The Fed was raising rates back then, but last month, it cut borrowing costs for the first time in more than a decade to prevent a slowdown.
"There has been an active debate among policymakers about the spillovers of US monetary policy to the rest of the world," the paper said, citing Mr Powell's speech.
"Our analysis indicates that such spillovers are intrinsic to the mechanics of international credit and currency markets."
Investors respond directly to Fed policy, for instance reacting to higher rates by snapping up more US government bonds and raising the value of the dollar, according to the paper's authors, Professors Arvind Krishnamurthy and Hanno Lustig at Stanford University.
FLIGHT TO SAFE ASSETS
Strong desire to buy US assets to seek shelter from an uncertain world has been a key theme this year.
The US-China trade war and a teetering global economy caused investors to gobble so many 30-year Treasury bonds in recent days that yields sank to a record-low 1.916 per cent.
Demand for safe-haven dollar assets has grown since the 2008 financial crisis and will only gain steam, the paper's authors conclude, despite frequent predictions that the greenback could lose ground to competing currencies.
Bank of England governor Mark Carney, speaking at the Fed retreat said the dollar's dominance increases risks to the rest of the world and central banks might need to join together to create their own replacement reserve currency.

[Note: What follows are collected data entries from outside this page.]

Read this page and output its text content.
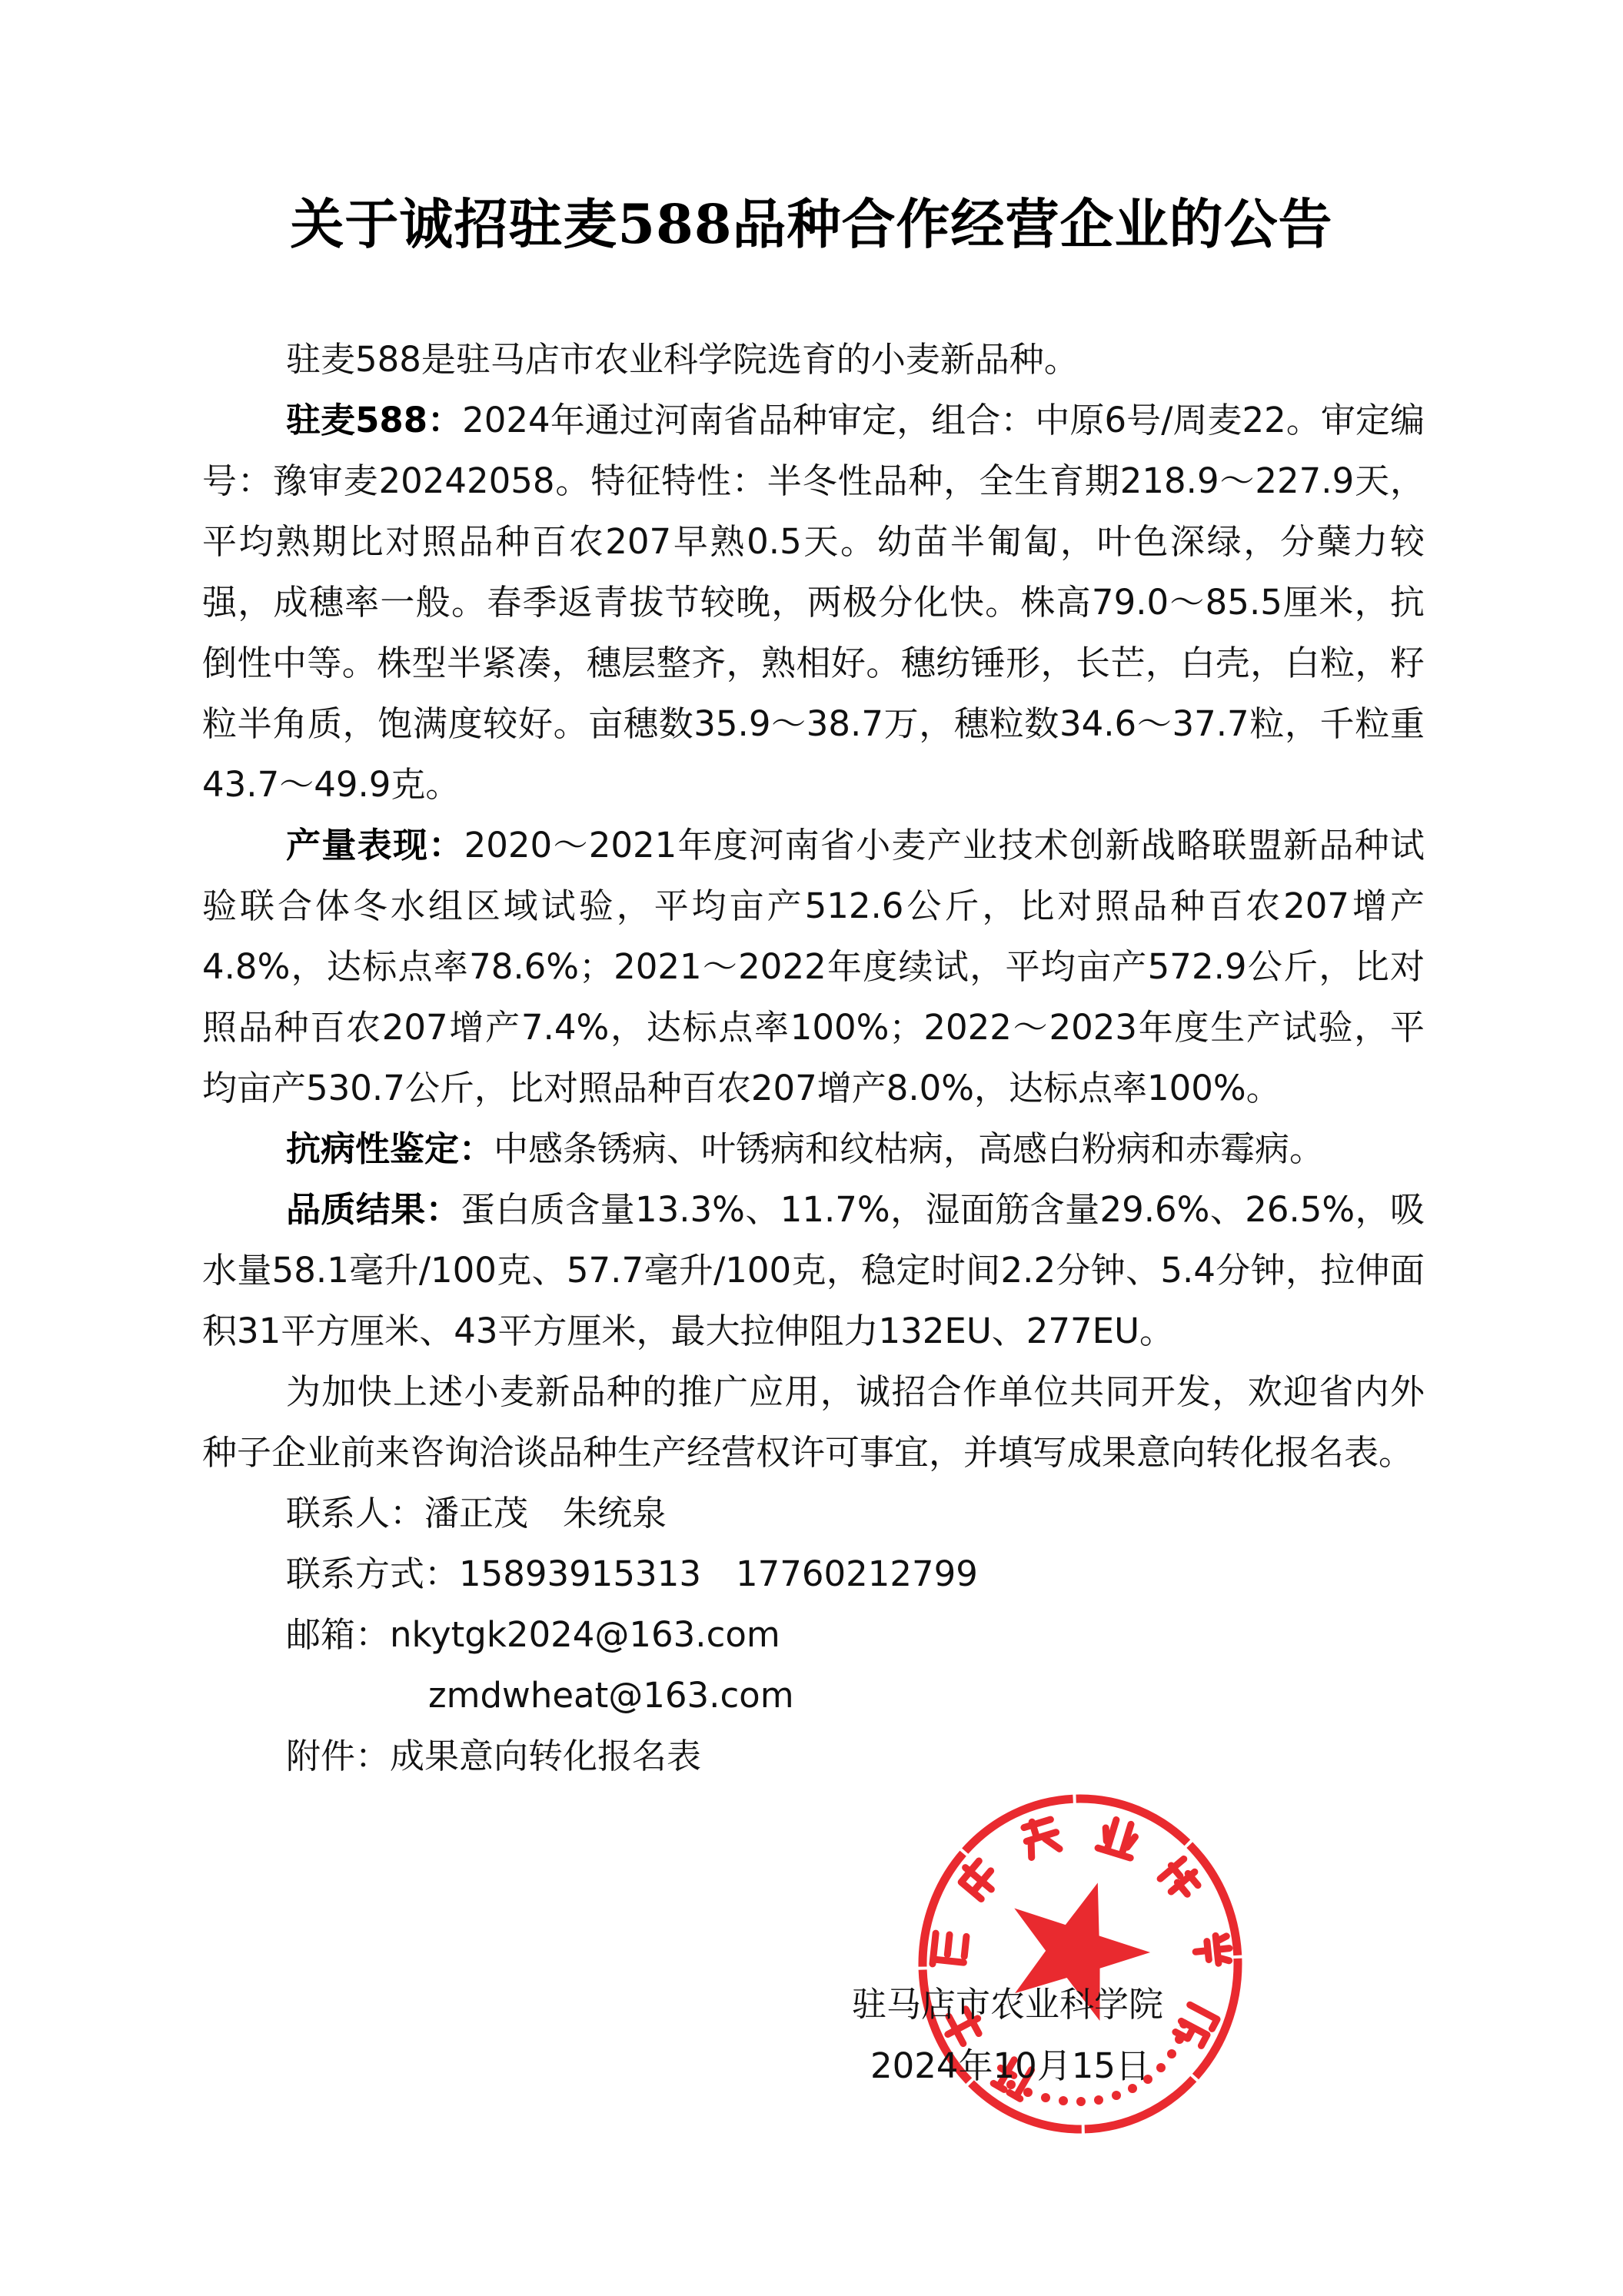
关于诚招驻麦588品种合作经营企业的公告

驻麦588是驻马店市农业科学院选育的小麦新品种。

驻麦588：2024年通过河南省品种审定，组合：中原6号/周麦22。审定编号：豫审麦20242058。特征特性：半冬性品种，全生育期218.9～227.9天，平均熟期比对照品种百农207早熟0.5天。幼苗半匍匐，叶色深绿，分蘖力较强，成穗率一般。春季返青拔节较晚，两极分化快。株高79.0～85.5厘米，抗倒性中等。株型半紧凑，穗层整齐，熟相好。穗纺锤形，长芒，白壳，白粒，籽粒半角质，饱满度较好。亩穗数35.9～38.7万，穗粒数34.6～37.7粒，千粒重43.7～49.9克。

产量表现：2020～2021年度河南省小麦产业技术创新战略联盟新品种试验联合体冬水组区域试验，平均亩产512.6公斤，比对照品种百农207增产4.8%，达标点率78.6%；2021～2022年度续试，平均亩产572.9公斤，比对照品种百农207增产7.4%，达标点率100%；2022～2023年度生产试验，平均亩产530.7公斤，比对照品种百农207增产8.0%，达标点率100%。

抗病性鉴定：中感条锈病、叶锈病和纹枯病，高感白粉病和赤霉病。

品质结果：蛋白质含量13.3%、11.7%，湿面筋含量29.6%、26.5%，吸水量58.1毫升/100克、57.7毫升/100克，稳定时间2.2分钟、5.4分钟，拉伸面积31平方厘米、43平方厘米，最大拉伸阻力132EU、277EU。

为加快上述小麦新品种的推广应用，诚招合作单位共同开发，欢迎省内外种子企业前来咨询洽谈品种生产经营权许可事宜，并填写成果意向转化报名表。

联系人：潘正茂　朱统泉

联系方式：15893915313　17760212799

邮箱：nkytgk2024@163.com

zmdwheat@163.com

附件：成果意向转化报名表

驻马店市农业科学院
2024年10月15日
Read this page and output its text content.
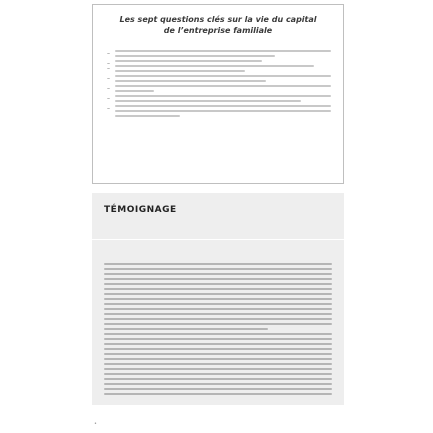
Les sept questions clés sur la vie du capital
de l’entreprise familiale
–
–
–
–
–
–
–
TÉMOIGNAGE
•
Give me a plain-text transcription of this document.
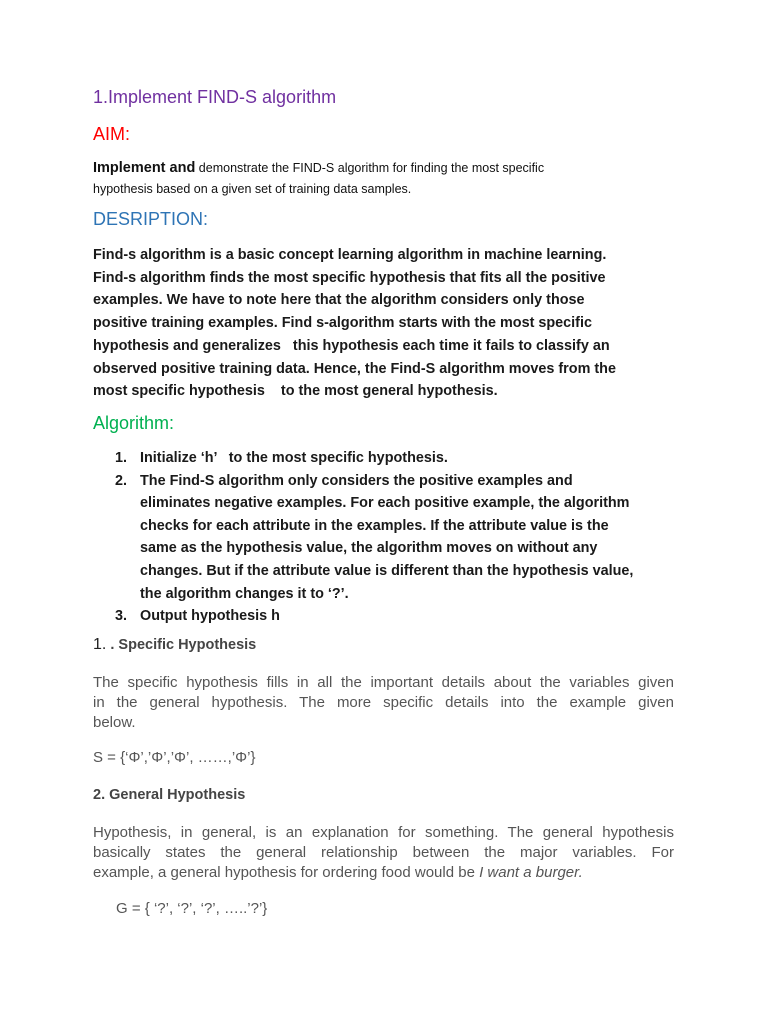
1.Implement FIND-S algorithm
AIM:

Implement and demonstrate the FIND-S algorithm for finding the most specific
hypothesis based on a given set of training data samples.

DESRIPTION:

Find-s algorithm is a basic concept learning algorithm in machine learning.
Find-s algorithm finds the most specific hypothesis that fits all the positive
examples. We have to note here that the algorithm considers only those
positive training examples. Find s-algorithm starts with the most specific
hypothesis and generalizes   this hypothesis each time it fails to classify an
observed positive training data. Hence, the Find-S algorithm moves from the
most specific hypothesis    to the most general hypothesis.

Algorithm:
1. Initialize ‘h’   to the most specific hypothesis.
2. The Find-S algorithm only considers the positive examples and
eliminates negative examples. For each positive example, the algorithm
checks for each attribute in the examples. If the attribute value is the
same as the hypothesis value, the algorithm moves on without any
changes. But if the attribute value is different than the hypothesis value,
the algorithm changes it to ‘?’.
3. Output hypothesis h
1. . Specific Hypothesis

The specific hypothesis fills in all the important details about the variables given
in the general hypothesis. The more specific details into the example given
below.

S = {‘Φ’,’Φ’,’Φ’, ……,’Φ’}

2. General Hypothesis

Hypothesis, in general, is an explanation for something. The general hypothesis
basically states the general relationship between the major variables. For
example, a general hypothesis for ordering food would be I want a burger.

G = { ‘?’, ‘?’, ‘?’, …..’?’}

While strong interest in Treasuries helps the US borrow at low rates, this is a double-edged sword. It allows Uncle Sam and American businesses to take on too much debt.
That, in turn, could set the stage for future downturns, the two professors wrote. Fed officials have also warned about record-high US corporate debt.
Foreign investors earn "exceptionally low returns" on their Treasury investments partly because their currencies decline during panics and because they tend to buy the bonds at times when they are in high demand, according to the two finance experts.
They said a dependence on US assets exposes those countries to risks that they cannot repay their debts if dollar-based assets are in short supply.